Petrobrusians were a 12th century sect that rejected infant baptism, Catholic mass, veneration of the cross and prayers for the dead. Petrobrusians are sometimes identified as a precursor to the reformation.

Teachings 
In the system of Peter of Bruys baptism is necessary for salvation, however only a baptism that is done on believers. Petrobrusians saw the cross as a symbol of Christ's suffering, thus they cannot be venerated, and Petrobrusians destroyed crosses into bonfires, in the theology of Peter the gospels were interpreted literally, however the New Testament epistles were subordinate to the gospels. In Petrobrusian theology there was also a low view of the Old Testament, but not a full rejection.  The Petrobrusians were iconoclasts, they rejected transubstantiation and the mass as a sacrifice.

Comparison to Catharism 
Some have attempted to identify Cathar influence in Petrobrusians, but such views have been criticized.

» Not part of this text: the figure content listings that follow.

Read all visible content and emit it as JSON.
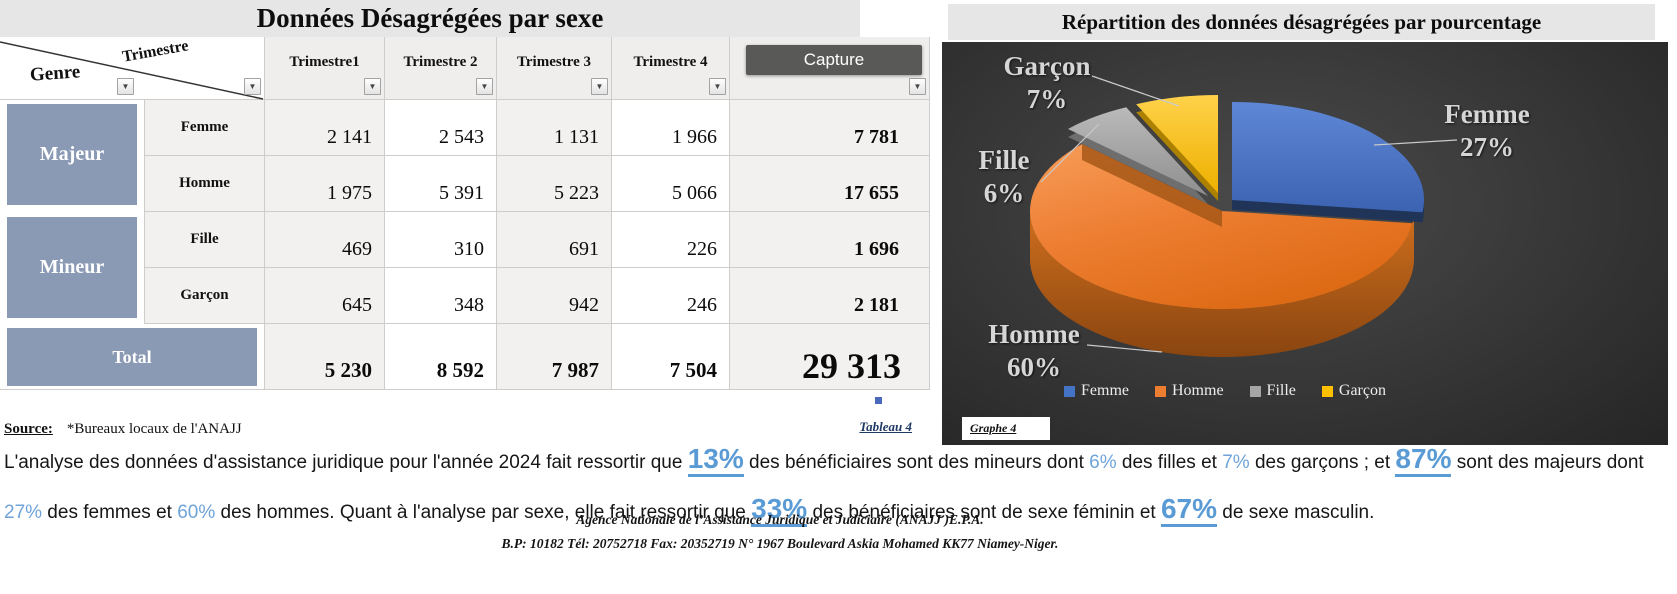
{
  "window": {
    "capture_tooltip": "Capture"
  },
  "table": {
    "title": "Données Désagrégées par sexe",
    "corner": {
      "genre": "Genre",
      "trimestre": "Trimestre"
    },
    "columns": [
      "Trimestre1",
      "Trimestre 2",
      "Trimestre 3",
      "Trimestre 4"
    ],
    "total_column": "Total",
    "groups": [
      {
        "label": "Majeur"
      },
      {
        "label": "Mineur"
      }
    ],
    "rows": [
      {
        "label": "Femme",
        "values": [
          "2 141",
          "2 543",
          "1 131",
          "1 966"
        ],
        "total": "7 781"
      },
      {
        "label": "Homme",
        "values": [
          "1 975",
          "5 391",
          "5 223",
          "5 066"
        ],
        "total": "17 655"
      },
      {
        "label": "Fille",
        "values": [
          "469",
          "310",
          "691",
          "226"
        ],
        "total": "1 696"
      },
      {
        "label": "Garçon",
        "values": [
          "645",
          "348",
          "942",
          "246"
        ],
        "total": "2 181"
      }
    ],
    "total_row": {
      "label": "Total",
      "values": [
        "5 230",
        "8 592",
        "7 987",
        "7 504"
      ],
      "total": "29 313"
    },
    "source_label": "Source:",
    "source_value": "*Bureaux locaux de l'ANAJJ",
    "sheet_ref": "Tableau 4"
  },
  "chart": {
    "title": "Répartition des données désagrégées par pourcentage",
    "sheet_ref": "Graphe 4"
  },
  "chart_data": {
    "type": "pie",
    "title": "Répartition des données désagrégées par pourcentage",
    "labels": [
      "Femme",
      "Homme",
      "Fille",
      "Garçon"
    ],
    "values": [
      27,
      60,
      6,
      7
    ],
    "unit": "%",
    "display_labels": [
      "27%",
      "60%",
      "6%",
      "7%"
    ],
    "colors": [
      "#4472C4",
      "#ED7D31",
      "#A5A5A5",
      "#FFC000"
    ],
    "style": "3d-pie-exploded",
    "legend_position": "bottom",
    "background": "#3a3a3a"
  },
  "analysis": {
    "segments": [
      {
        "t": "L'analyse des données d'assistance juridique pour l'année 2024 fait ressortir que ",
        "s": "plain"
      },
      {
        "t": "13%",
        "s": "big"
      },
      {
        "t": " des bénéficiaires sont des mineurs dont ",
        "s": "plain"
      },
      {
        "t": "6%",
        "s": "small"
      },
      {
        "t": " des filles  et ",
        "s": "plain"
      },
      {
        "t": "7%",
        "s": "small"
      },
      {
        "t": " des garçons ; et ",
        "s": "plain"
      },
      {
        "t": "87%",
        "s": "big"
      },
      {
        "t": " sont des majeurs dont ",
        "s": "plain"
      },
      {
        "t": "27%",
        "s": "small"
      },
      {
        "t": " des femmes et ",
        "s": "plain"
      },
      {
        "t": "60%",
        "s": "small"
      },
      {
        "t": " des hommes.  Quant à l'analyse par sexe, elle fait ressortir que ",
        "s": "plain"
      },
      {
        "t": "33%",
        "s": "big"
      },
      {
        "t": " des bénéficiaires sont de sexe féminin et ",
        "s": "plain"
      },
      {
        "t": "67%",
        "s": "big"
      },
      {
        "t": " de sexe masculin.",
        "s": "plain"
      }
    ]
  },
  "footer": {
    "line1": "Agence Nationale de l’Assistance Juridique et Judiciaire (ANAJJ )E.P.A.",
    "line2": "B.P: 10182 Tél: 20752718 Fax: 20352719 N° 1967 Boulevard Askia Mohamed KK77 Niamey-Niger."
  }
}
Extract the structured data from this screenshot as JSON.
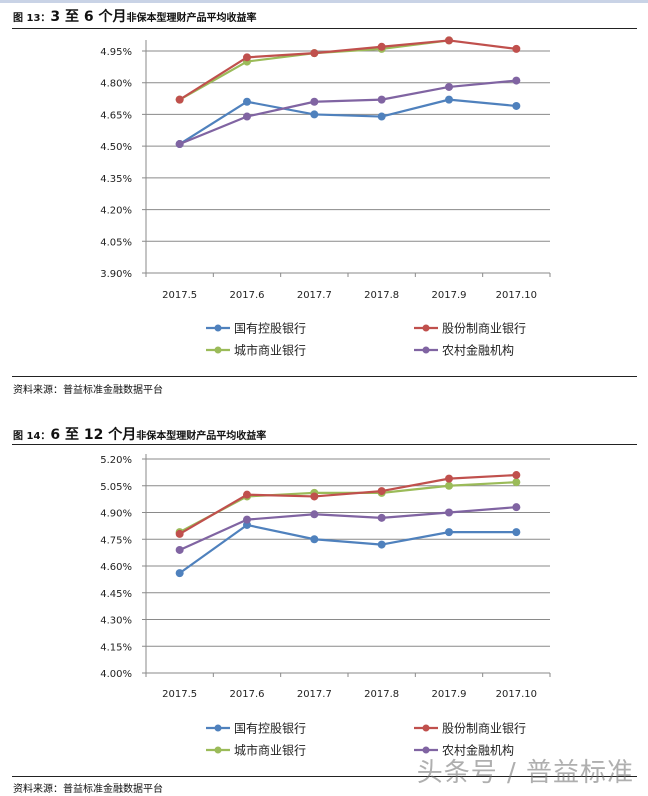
{
  "figures": [
    {
      "label": "图 13：",
      "range_big": "3 至 6 个月",
      "title_rest": "非保本型理财产品平均收益率",
      "source": "资料来源：普益标准金融数据平台"
    },
    {
      "label": "图 14：",
      "range_big": "6 至 12 个月",
      "title_rest": "非保本型理财产品平均收益率",
      "source": "资料来源：普益标准金融数据平台"
    }
  ],
  "watermark": "头条号 / 普益标准",
  "colors": {
    "国有控股银行": "#4f81bd",
    "股份制商业银行": "#c0504d",
    "城市商业银行": "#9bbb59",
    "农村金融机构": "#8064a2"
  },
  "chart_data": [
    {
      "type": "line",
      "title": "图 13：3 至 6 个月非保本型理财产品平均收益率",
      "xlabel": "",
      "ylabel": "",
      "categories": [
        "2017.5",
        "2017.6",
        "2017.7",
        "2017.8",
        "2017.9",
        "2017.10"
      ],
      "yticks": [
        "3.90%",
        "4.05%",
        "4.20%",
        "4.35%",
        "4.50%",
        "4.65%",
        "4.80%",
        "4.95%"
      ],
      "ylim": [
        3.9,
        5.02
      ],
      "grid": true,
      "legend_position": "bottom",
      "series": [
        {
          "name": "国有控股银行",
          "values": [
            4.51,
            4.71,
            4.65,
            4.64,
            4.72,
            4.69
          ]
        },
        {
          "name": "股份制商业银行",
          "values": [
            4.72,
            4.92,
            4.94,
            4.97,
            5.0,
            4.96
          ]
        },
        {
          "name": "城市商业银行",
          "values": [
            4.72,
            4.9,
            4.94,
            4.96,
            5.0,
            null
          ]
        },
        {
          "name": "农村金融机构",
          "values": [
            4.51,
            4.64,
            4.71,
            4.72,
            4.78,
            4.81
          ]
        }
      ]
    },
    {
      "type": "line",
      "title": "图 14：6 至 12 个月非保本型理财产品平均收益率",
      "xlabel": "",
      "ylabel": "",
      "categories": [
        "2017.5",
        "2017.6",
        "2017.7",
        "2017.8",
        "2017.9",
        "2017.10"
      ],
      "yticks": [
        "4.00%",
        "4.15%",
        "4.30%",
        "4.45%",
        "4.60%",
        "4.75%",
        "4.90%",
        "5.05%",
        "5.20%"
      ],
      "ylim": [
        4.0,
        5.2
      ],
      "grid": true,
      "legend_position": "bottom",
      "series": [
        {
          "name": "国有控股银行",
          "values": [
            4.56,
            4.83,
            4.75,
            4.72,
            4.79,
            4.79
          ]
        },
        {
          "name": "股份制商业银行",
          "values": [
            4.78,
            5.0,
            4.99,
            5.02,
            5.09,
            5.11
          ]
        },
        {
          "name": "城市商业银行",
          "values": [
            4.79,
            4.99,
            5.01,
            5.01,
            5.05,
            5.07
          ]
        },
        {
          "name": "农村金融机构",
          "values": [
            4.69,
            4.86,
            4.89,
            4.87,
            4.9,
            4.93
          ]
        }
      ]
    }
  ]
}
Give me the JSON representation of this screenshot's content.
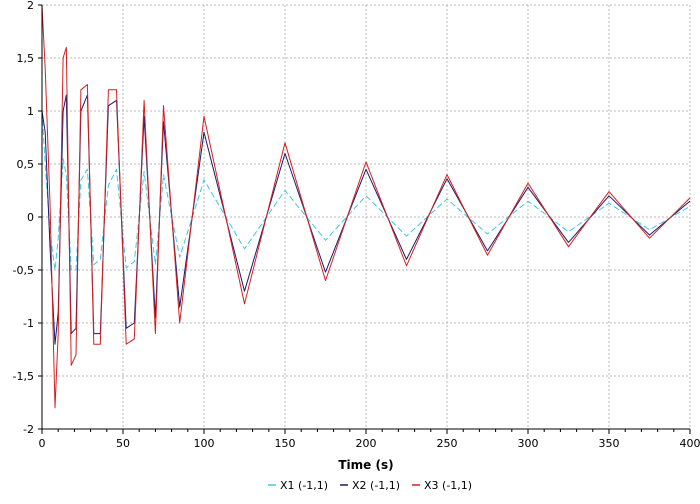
{
  "chart_data": {
    "type": "line",
    "title": "",
    "xlabel": "Time (s)",
    "ylabel": "",
    "xlim": [
      0,
      400
    ],
    "ylim": [
      -2,
      2
    ],
    "x_ticks": [
      0,
      50,
      100,
      150,
      200,
      250,
      300,
      350,
      400
    ],
    "y_ticks": [
      -2,
      -1.5,
      -1,
      -0.5,
      0,
      0.5,
      1,
      1.5,
      2
    ],
    "x_tick_labels": [
      "0",
      "50",
      "100",
      "150",
      "200",
      "250",
      "300",
      "350",
      "400"
    ],
    "y_tick_labels": [
      "-2",
      "-1,5",
      "-1",
      "-0,5",
      "0",
      "0,5",
      "1",
      "1,5",
      "2"
    ],
    "grid": true,
    "legend_position": "bottom-center",
    "series": [
      {
        "name": "X1 (-1,1)",
        "color": "#3ec8e8",
        "dash": "6,3",
        "x": [
          0,
          2,
          5,
          8,
          10,
          13,
          15,
          18,
          21,
          24,
          28,
          32,
          36,
          41,
          46,
          52,
          57,
          63,
          70,
          75,
          85,
          100,
          125,
          150,
          175,
          200,
          225,
          250,
          275,
          300,
          325,
          350,
          375,
          400
        ],
        "y": [
          1.0,
          0.5,
          -0.15,
          -0.5,
          -0.2,
          0.55,
          0.4,
          -0.5,
          -0.5,
          0.35,
          0.45,
          -0.45,
          -0.4,
          0.3,
          0.45,
          -0.48,
          -0.42,
          0.43,
          -0.45,
          0.4,
          -0.38,
          0.35,
          -0.3,
          0.25,
          -0.22,
          0.2,
          -0.18,
          0.17,
          -0.16,
          0.15,
          -0.14,
          0.13,
          -0.12,
          0.1
        ]
      },
      {
        "name": "X2 (-1,1)",
        "color": "#1a1a6e",
        "dash": "",
        "x": [
          0,
          2,
          5,
          8,
          10,
          13,
          15,
          18,
          21,
          24,
          28,
          32,
          36,
          41,
          46,
          52,
          57,
          63,
          70,
          75,
          85,
          100,
          125,
          150,
          175,
          200,
          225,
          250,
          275,
          300,
          325,
          350,
          375,
          400
        ],
        "y": [
          1.0,
          0.8,
          -0.3,
          -1.2,
          -0.9,
          1.0,
          1.15,
          -1.1,
          -1.05,
          1.0,
          1.15,
          -1.1,
          -1.1,
          1.05,
          1.1,
          -1.05,
          -1.0,
          0.95,
          -0.95,
          0.9,
          -0.85,
          0.8,
          -0.7,
          0.6,
          -0.52,
          0.45,
          -0.4,
          0.36,
          -0.32,
          0.28,
          -0.24,
          0.2,
          -0.17,
          0.15
        ]
      },
      {
        "name": "X3 (-1,1)",
        "color": "#d42020",
        "dash": "",
        "x": [
          0,
          2,
          5,
          8,
          10,
          13,
          15,
          18,
          21,
          24,
          28,
          32,
          36,
          41,
          46,
          52,
          57,
          63,
          70,
          75,
          85,
          100,
          125,
          150,
          175,
          200,
          225,
          250,
          275,
          300,
          325,
          350,
          375,
          400
        ],
        "y": [
          2.0,
          1.4,
          0.1,
          -1.8,
          -1.1,
          1.5,
          1.6,
          -1.4,
          -1.3,
          1.2,
          1.25,
          -1.2,
          -1.2,
          1.2,
          1.2,
          -1.2,
          -1.15,
          1.1,
          -1.1,
          1.05,
          -1.0,
          0.95,
          -0.82,
          0.7,
          -0.6,
          0.52,
          -0.46,
          0.4,
          -0.36,
          0.32,
          -0.28,
          0.24,
          -0.2,
          0.18
        ]
      }
    ]
  }
}
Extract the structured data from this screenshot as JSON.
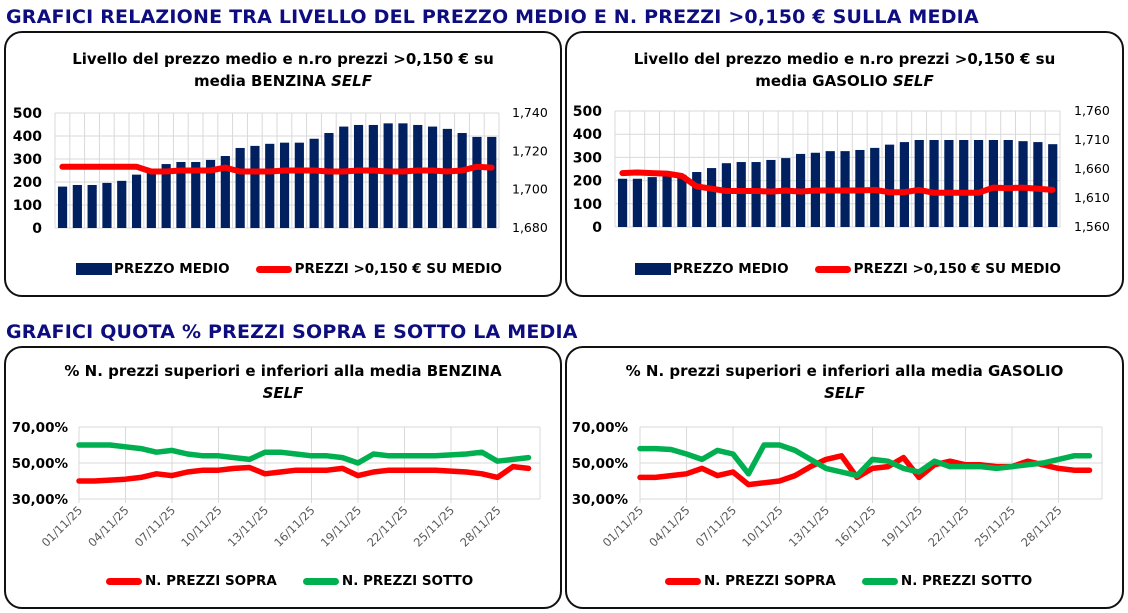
{
  "headings": {
    "top": "GRAFICI RELAZIONE TRA LIVELLO DEL PREZZO MEDIO E N. PREZZI >0,150 € SULLA MEDIA",
    "bottom": "GRAFICI QUOTA % PREZZI SOPRA E SOTTO LA MEDIA"
  },
  "colors": {
    "heading": "#0d0d80",
    "bar": "#002060",
    "red": "#ff0000",
    "green": "#00b050",
    "grid": "#d9d9d9"
  },
  "chart_data": [
    {
      "type": "bar",
      "title_line1": "Livello del prezzo medio e n.ro prezzi >0,150 € su",
      "title_line2": "media BENZINA ",
      "title_italic": "SELF",
      "legend": [
        "PREZZO MEDIO",
        "PREZZI >0,150 € SU MEDIO"
      ],
      "left_ticks": [
        "500",
        "400",
        "300",
        "200",
        "100",
        "0"
      ],
      "right_ticks": [
        "1,740",
        "1,720",
        "1,700",
        "1,680"
      ],
      "ylim": [
        0,
        500
      ],
      "y2lim": [
        1680,
        1740
      ],
      "bars": [
        180,
        187,
        187,
        196,
        205,
        232,
        240,
        278,
        287,
        287,
        296,
        313,
        348,
        357,
        366,
        371,
        371,
        388,
        413,
        441,
        448,
        448,
        455,
        455,
        448,
        441,
        431,
        413,
        396,
        396
      ],
      "line": [
        1712,
        1712,
        1712,
        1712,
        1712,
        1712,
        1709.5,
        1709.5,
        1710,
        1710,
        1710,
        1711.5,
        1709.5,
        1709.5,
        1709.5,
        1710,
        1710,
        1710,
        1709.5,
        1709.5,
        1710,
        1710,
        1709.5,
        1709.5,
        1710,
        1710,
        1709.5,
        1710,
        1712,
        1711.5
      ]
    },
    {
      "type": "bar",
      "title_line1": "Livello del prezzo medio e n.ro prezzi >0,150 € su",
      "title_line2": "media GASOLIO ",
      "title_italic": "SELF",
      "legend": [
        "PREZZO MEDIO",
        "PREZZI >0,150 € SU MEDIO"
      ],
      "left_ticks": [
        "500",
        "400",
        "300",
        "200",
        "100",
        "0"
      ],
      "right_ticks": [
        "1,760",
        "1,710",
        "1,660",
        "1,610",
        "1,560"
      ],
      "ylim": [
        0,
        500
      ],
      "y2lim": [
        1560,
        1760
      ],
      "bars": [
        208,
        208,
        215,
        220,
        225,
        237,
        254,
        275,
        280,
        280,
        289,
        297,
        315,
        320,
        327,
        327,
        332,
        341,
        355,
        366,
        375,
        375,
        375,
        375,
        375,
        375,
        375,
        370,
        366,
        357
      ],
      "line": [
        1653,
        1654,
        1653,
        1652,
        1648,
        1630,
        1626,
        1622,
        1622,
        1622,
        1621,
        1623,
        1621,
        1623,
        1623,
        1623,
        1623,
        1624,
        1620,
        1620,
        1624,
        1619,
        1619,
        1619,
        1619,
        1628,
        1627,
        1628,
        1626,
        1624
      ]
    },
    {
      "type": "line",
      "title_line1": "% N. prezzi superiori e inferiori alla media BENZINA",
      "title_line2": "",
      "title_italic": "SELF",
      "legend": [
        "N. PREZZI SOPRA",
        "N. PREZZI SOTTO"
      ],
      "y_ticks": [
        "70,00%",
        "50,00%",
        "30,00%"
      ],
      "ylim": [
        30,
        70
      ],
      "x_labels": [
        "01/11/25",
        "04/11/25",
        "07/11/25",
        "10/11/25",
        "13/11/25",
        "16/11/25",
        "19/11/25",
        "22/11/25",
        "25/11/25",
        "28/11/25"
      ],
      "series": [
        {
          "name": "N. PREZZI SOPRA",
          "values": [
            40,
            40,
            40.5,
            41,
            42,
            44,
            43,
            45,
            46,
            46,
            47,
            47.5,
            44,
            45,
            46,
            46,
            46,
            47,
            43,
            45,
            46,
            46,
            46,
            46,
            45.5,
            45,
            44,
            42,
            48,
            47
          ]
        },
        {
          "name": "N. PREZZI SOTTO",
          "values": [
            60,
            60,
            60,
            59,
            58,
            56,
            57,
            55,
            54,
            54,
            53,
            52,
            56,
            56,
            55,
            54,
            54,
            53,
            50,
            55,
            54,
            54,
            54,
            54,
            54.5,
            55,
            56,
            51,
            52,
            53
          ]
        }
      ]
    },
    {
      "type": "line",
      "title_line1": "% N. prezzi superiori e inferiori alla media GASOLIO",
      "title_line2": "",
      "title_italic": "SELF",
      "legend": [
        "N. PREZZI SOPRA",
        "N. PREZZI SOTTO"
      ],
      "y_ticks": [
        "70,00%",
        "50,00%",
        "30,00%"
      ],
      "ylim": [
        30,
        70
      ],
      "x_labels": [
        "01/11/25",
        "04/11/25",
        "07/11/25",
        "10/11/25",
        "13/11/25",
        "16/11/25",
        "19/11/25",
        "22/11/25",
        "25/11/25",
        "28/11/25"
      ],
      "series": [
        {
          "name": "N. PREZZI SOPRA",
          "values": [
            42,
            42,
            43,
            44,
            47,
            43,
            45,
            38,
            39,
            40,
            43,
            48,
            52,
            54,
            42,
            47,
            48,
            53,
            42,
            49,
            51,
            49,
            49,
            48,
            48,
            51,
            49,
            47,
            46,
            46
          ]
        },
        {
          "name": "N. PREZZI SOTTO",
          "values": [
            58,
            58,
            57.5,
            55,
            52,
            57,
            55,
            44,
            60,
            60,
            57,
            52,
            47,
            45,
            43,
            52,
            51,
            47,
            45,
            51,
            48,
            48,
            48,
            47,
            48,
            49,
            50,
            52,
            54,
            54
          ]
        }
      ]
    }
  ]
}
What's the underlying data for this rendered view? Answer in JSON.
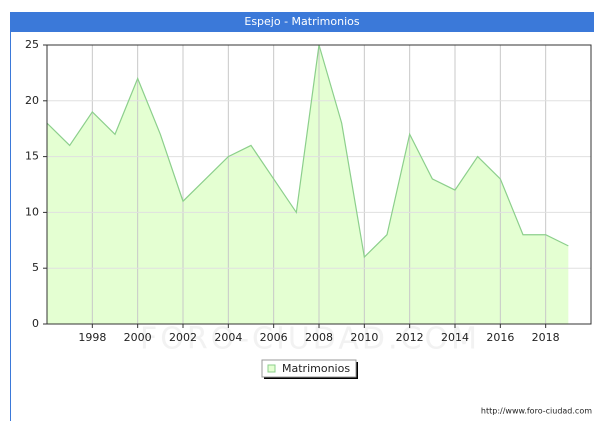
{
  "chart_data": {
    "type": "area",
    "title": "Espejo - Matrimonios",
    "x": [
      1996,
      1997,
      1998,
      1999,
      2000,
      2001,
      2002,
      2003,
      2004,
      2005,
      2006,
      2007,
      2008,
      2009,
      2010,
      2011,
      2012,
      2013,
      2014,
      2015,
      2016,
      2017,
      2018,
      2019
    ],
    "series": [
      {
        "name": "Matrimonios",
        "color": "#8ccf8c",
        "fill": "#e4ffd2",
        "values": [
          18,
          16,
          19,
          17,
          22,
          17,
          11,
          13,
          15,
          16,
          13,
          10,
          25,
          18,
          6,
          8,
          17,
          13,
          12,
          15,
          13,
          8,
          8,
          7
        ]
      }
    ],
    "xlim": [
      1996,
      2020
    ],
    "xticks": [
      1998,
      2000,
      2002,
      2004,
      2006,
      2008,
      2010,
      2012,
      2014,
      2016,
      2018
    ],
    "ylim": [
      0,
      25
    ],
    "yticks": [
      0,
      5,
      10,
      15,
      20,
      25
    ],
    "grid": true,
    "watermark": "FORO-CIUDAD.COM",
    "source": "http://www.foro-ciudad.com"
  }
}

The Petrobrusians and Cathars had some similarities, which is why Döllinger identified them as Cathars, the similarities include: rejection of infant baptism, rejection of the veneration of the cross, rejection of transubstantiation, the Petrobrusians also held a low view of the Old Testament, but not a full rejection of the Old Testament. But against the claim that the Petrobrusians were Cathars, there are no existing sources that identify dualism or Manichaeian ascetism in the Petrobrusians, the Petrobrusians also had no hostility to marriage, unlike the Cathars had.